As the kids go back to school, they have to think about getting good grades.
Now congressmen have to worry about grades, too. The National Taxpayers Union plugged 146 spending votes from 1998 into its calculator to come up with grades for each and every congressman.
The taxpayer group learned that citizen legislators, those who term-limit their time in Congress, are much more reluctant than their careerist colleagues to dip into the pockets of the taxpayer.

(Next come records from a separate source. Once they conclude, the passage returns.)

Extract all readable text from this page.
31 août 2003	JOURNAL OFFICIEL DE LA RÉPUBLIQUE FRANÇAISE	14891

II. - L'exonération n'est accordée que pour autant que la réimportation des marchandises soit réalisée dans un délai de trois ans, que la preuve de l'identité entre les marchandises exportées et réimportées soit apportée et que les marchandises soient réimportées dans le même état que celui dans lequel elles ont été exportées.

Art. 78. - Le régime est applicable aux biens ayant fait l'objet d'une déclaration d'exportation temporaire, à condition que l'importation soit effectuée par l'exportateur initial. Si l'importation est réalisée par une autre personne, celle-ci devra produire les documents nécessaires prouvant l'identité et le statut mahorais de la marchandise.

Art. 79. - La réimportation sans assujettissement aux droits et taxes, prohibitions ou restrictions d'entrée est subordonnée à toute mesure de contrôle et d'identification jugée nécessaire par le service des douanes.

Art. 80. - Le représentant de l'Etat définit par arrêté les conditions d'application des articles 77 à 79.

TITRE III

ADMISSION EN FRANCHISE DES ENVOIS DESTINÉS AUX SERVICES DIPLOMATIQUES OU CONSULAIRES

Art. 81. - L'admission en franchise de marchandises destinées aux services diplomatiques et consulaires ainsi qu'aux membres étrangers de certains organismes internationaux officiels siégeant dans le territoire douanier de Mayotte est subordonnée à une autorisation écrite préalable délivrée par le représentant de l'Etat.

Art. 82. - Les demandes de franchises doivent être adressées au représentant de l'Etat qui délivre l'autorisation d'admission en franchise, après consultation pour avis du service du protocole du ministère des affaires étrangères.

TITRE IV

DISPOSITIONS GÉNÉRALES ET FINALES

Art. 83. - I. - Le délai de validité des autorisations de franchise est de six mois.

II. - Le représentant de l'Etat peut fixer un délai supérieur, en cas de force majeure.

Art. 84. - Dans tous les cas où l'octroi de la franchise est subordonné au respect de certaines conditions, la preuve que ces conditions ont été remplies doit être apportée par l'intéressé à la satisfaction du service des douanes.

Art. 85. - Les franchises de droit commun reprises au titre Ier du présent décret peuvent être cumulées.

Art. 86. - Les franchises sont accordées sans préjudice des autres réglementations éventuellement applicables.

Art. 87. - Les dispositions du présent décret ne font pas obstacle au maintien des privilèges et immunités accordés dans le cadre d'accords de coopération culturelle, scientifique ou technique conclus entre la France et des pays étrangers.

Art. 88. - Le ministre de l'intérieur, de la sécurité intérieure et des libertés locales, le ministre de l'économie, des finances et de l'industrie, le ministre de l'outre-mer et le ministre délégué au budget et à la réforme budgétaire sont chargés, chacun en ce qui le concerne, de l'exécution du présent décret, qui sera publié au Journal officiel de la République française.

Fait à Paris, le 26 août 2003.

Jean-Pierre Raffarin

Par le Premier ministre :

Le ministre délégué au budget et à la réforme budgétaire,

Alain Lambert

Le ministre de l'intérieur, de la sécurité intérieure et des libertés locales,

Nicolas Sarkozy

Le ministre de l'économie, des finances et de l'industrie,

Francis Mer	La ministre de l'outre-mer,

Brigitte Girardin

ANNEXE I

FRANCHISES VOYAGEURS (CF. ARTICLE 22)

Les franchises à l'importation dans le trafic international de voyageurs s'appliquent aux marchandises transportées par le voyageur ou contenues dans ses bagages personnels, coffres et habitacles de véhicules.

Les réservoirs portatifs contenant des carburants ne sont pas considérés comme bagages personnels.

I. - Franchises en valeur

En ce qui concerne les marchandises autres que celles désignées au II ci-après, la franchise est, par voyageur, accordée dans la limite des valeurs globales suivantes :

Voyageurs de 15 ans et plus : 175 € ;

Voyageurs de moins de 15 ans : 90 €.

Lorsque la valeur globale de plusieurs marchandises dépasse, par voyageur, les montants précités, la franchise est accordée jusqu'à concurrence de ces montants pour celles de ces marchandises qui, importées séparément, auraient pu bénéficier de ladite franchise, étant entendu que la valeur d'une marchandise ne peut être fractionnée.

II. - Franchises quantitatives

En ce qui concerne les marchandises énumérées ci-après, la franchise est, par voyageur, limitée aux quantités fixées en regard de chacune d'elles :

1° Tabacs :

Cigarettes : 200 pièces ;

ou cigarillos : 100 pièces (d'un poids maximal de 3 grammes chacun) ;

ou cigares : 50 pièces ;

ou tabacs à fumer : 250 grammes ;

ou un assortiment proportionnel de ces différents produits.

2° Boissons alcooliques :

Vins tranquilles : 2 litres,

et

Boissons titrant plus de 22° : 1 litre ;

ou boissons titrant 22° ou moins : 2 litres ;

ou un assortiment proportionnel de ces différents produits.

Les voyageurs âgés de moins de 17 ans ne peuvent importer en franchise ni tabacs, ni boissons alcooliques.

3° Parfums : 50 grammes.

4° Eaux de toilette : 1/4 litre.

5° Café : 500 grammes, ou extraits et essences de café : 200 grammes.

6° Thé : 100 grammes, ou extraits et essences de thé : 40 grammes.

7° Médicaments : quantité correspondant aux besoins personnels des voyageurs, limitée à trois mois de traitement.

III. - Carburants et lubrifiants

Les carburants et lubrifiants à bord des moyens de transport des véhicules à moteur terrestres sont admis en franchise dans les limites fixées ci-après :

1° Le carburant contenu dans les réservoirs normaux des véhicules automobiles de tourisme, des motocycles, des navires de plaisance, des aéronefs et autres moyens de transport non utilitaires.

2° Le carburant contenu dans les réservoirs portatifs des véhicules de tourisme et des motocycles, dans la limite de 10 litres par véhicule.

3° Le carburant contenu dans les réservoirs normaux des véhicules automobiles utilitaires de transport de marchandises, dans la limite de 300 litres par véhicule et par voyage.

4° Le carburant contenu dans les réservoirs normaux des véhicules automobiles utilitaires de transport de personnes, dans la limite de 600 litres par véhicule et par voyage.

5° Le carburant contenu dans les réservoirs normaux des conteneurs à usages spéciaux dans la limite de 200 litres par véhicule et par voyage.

After reviewing every roll call vote affecting fiscal policy, NTU assigns a “Taxpayer Score” to each congressman, gauging his commitment to reducing or controlling federal spending, taxes, debt, and regulation. The most fiscally prudent member of the House turns out to be Mark Sanford of South Carolina who earned a Taxpayer Score of 90 percent. Then comes Matt Salmon of Arizona, Bob Schaffer of Colorado and Tom Coburn of Oklahoma.
What do these A-plus representatives have in common? All have voluntarily limited their terms. But Congress as a whole didn’t do nearly so well. The overall congressional score dropped 4 points from 1997 to a pathetic 39 percent. Averages also declined by 12 points in the Senate, to only 41 percent.
In other words: Congress got a big fat F. If we want more A’s from our congresspeople, we citizens need to do our homework, too. That means learning who has signed the Term Limits Pledge and who hasn’t. Because those who take the Term Limits Pledge are the ones who bring home the A’s.
This is Common Sense. I’m Paul Jacob.